Studio album by Princess Princess
- Released: December 7, 1991
- Recorded: 1991
- Genres: J-pop; rock;
- Length: 44:56
- Language: Japanese
- Label: Sony Records
- Producer: Princess Princess

Princess Princess chronology
| Princess Princess (1990) | Dolls in Action (1991) | Singles 1987–1992 (1992) |

Singles from Dolls in Action
- "Seven Years After" Released: October 25, 1991; "Jungle Princess" Released: February 5, 1992;

= Dolls in Action =

Dolls in Action (ドールズ・イン・アクション, Dōruzu in Akushon) is the sixth studio album by the Japanese girl band Princess Princess, released on December 7, 1991, by Sony Records. It includes the singles "Seven Years After" and "Jungle Princess". "Joker to 100-ri no Mōja" features lead guitarist Kanako Nakayama on vocals.

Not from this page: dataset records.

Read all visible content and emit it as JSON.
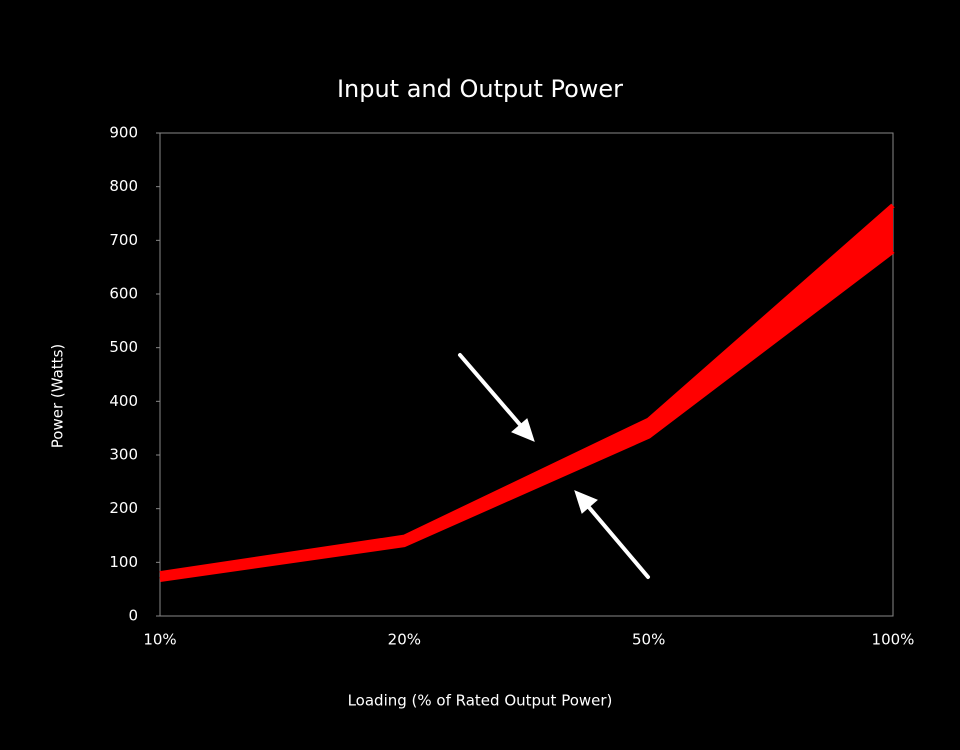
{
  "chart_data": {
    "type": "band",
    "title": "Input and Output Power",
    "x_label": "Loading (% of Rated Output Power)",
    "y_label": "Power (Watts)",
    "categories": [
      "10%",
      "20%",
      "50%",
      "100%"
    ],
    "series": [
      {
        "color": "#ff0000",
        "values": [
          79,
          147,
          365,
          765
        ]
      },
      {
        "color": "#ff0000",
        "values": [
          68,
          133,
          335,
          680
        ]
      }
    ],
    "ylim": [
      0,
      900
    ],
    "yticks": [
      0,
      100,
      200,
      300,
      400,
      500,
      600,
      700,
      800,
      900
    ],
    "grid": false
  }
}
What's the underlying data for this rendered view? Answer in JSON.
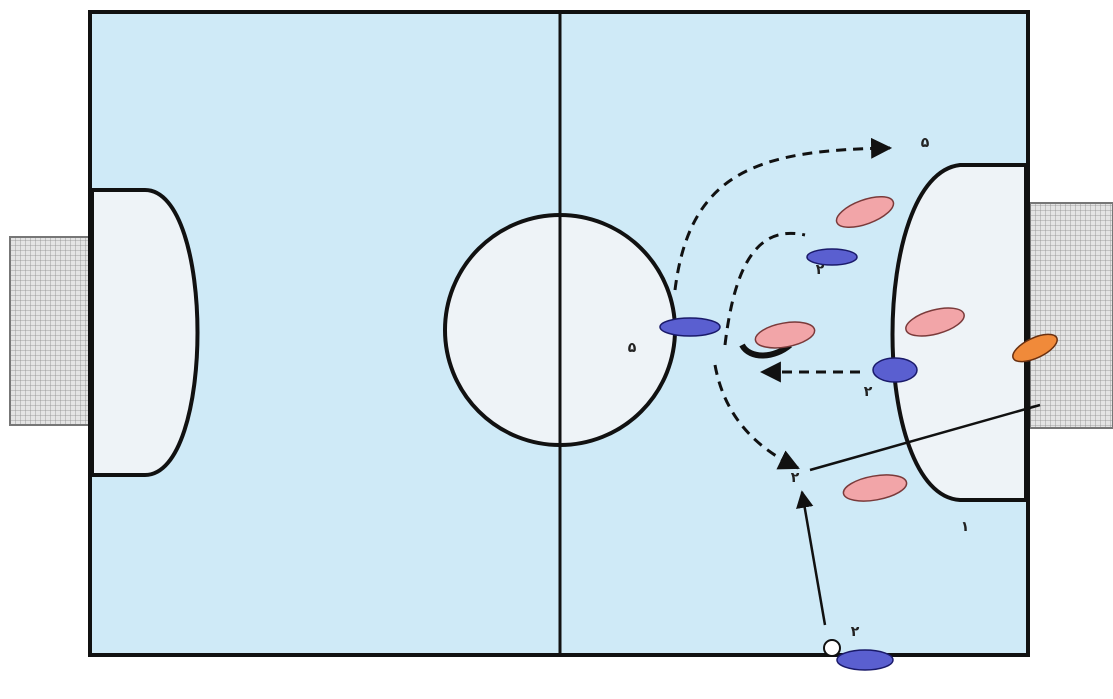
{
  "labels": [
    {
      "text": "۵"
    },
    {
      "text": "۵"
    },
    {
      "text": "۲"
    },
    {
      "text": "۲"
    },
    {
      "text": "۲"
    },
    {
      "text": "۲"
    },
    {
      "text": "۱"
    }
  ]
}
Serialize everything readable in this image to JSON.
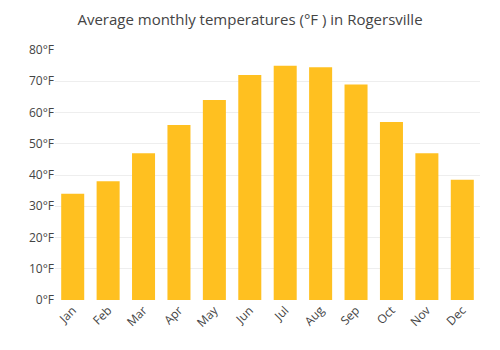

The album stayed No. 1 on Oricon's albums chart for three consecutive weeks, making it the band's third of five consecutive No. 1 albums. It was also certified as Double Platinum by the RIAJ.

== Track listing ==

| No. | Title | Lyrics | Music | Length |
|---|---|---|---|---|
| 1. | "Dear" | Kyōko Tomita |  | 2:25 |
| 2. | "Namae no Nai Machi" ((名前のない町; "The Nameless Town")) | Kanako Nakayama |  | 4:40 |
| 3. | "Jungle Princess" (Janguru Purinsesu (ジャングルプリンセス)) | Tomoko Konno | Nakayama | 5:07 |
| 4. | "Sora Yori Umi Yori (Puri-Puri Samba '91" ((空より海より（プリプリサンバ'91）; "From the Sky to the Sea (Puri-Puri Samba '91)")) | Tomita |  | 3:19 |
| 5. | "Sabaku no Taiyō" ((砂漠の太陽; "Desert Sun")) | Okui |  | 3:13 |
| 6. | "Joker to 100-ri no Mōja" (Jōkā to Hyakuri no Mōja (ジョーカーと100人の亡者; "Joker and 100 Dead")) | Nakayama | Nakayama; Okui; | 3:31 |
| 7. | "Seven Years After" | Tomita |  | 4:45 |
| 8. | "Summer Madness" | Atsuko Watanabe | Okui; Watanabe; | 5:44 |
| 9. | "Come Back" | Tomoko Konno | Konno | 4:15 |
| 10. | "Romance" (Romansu (ロマンス)) | Nakayama |  | 4:50 |
| 11. | "I Love You" | Nakayama |  | 3:07 |
| Total length: |  |  |  | 44:56 |

==Charts==

| Chart (1991) | Peak position |
|---|---|
| Japanese Albums (Oricon) | 1 |

== Certification ==

| Region | Certification | Certified units/sales |
| Japan (RIAJ) | 2× Platinum | 800,000^{^} |
^{^} Shipments figures based on certification alone.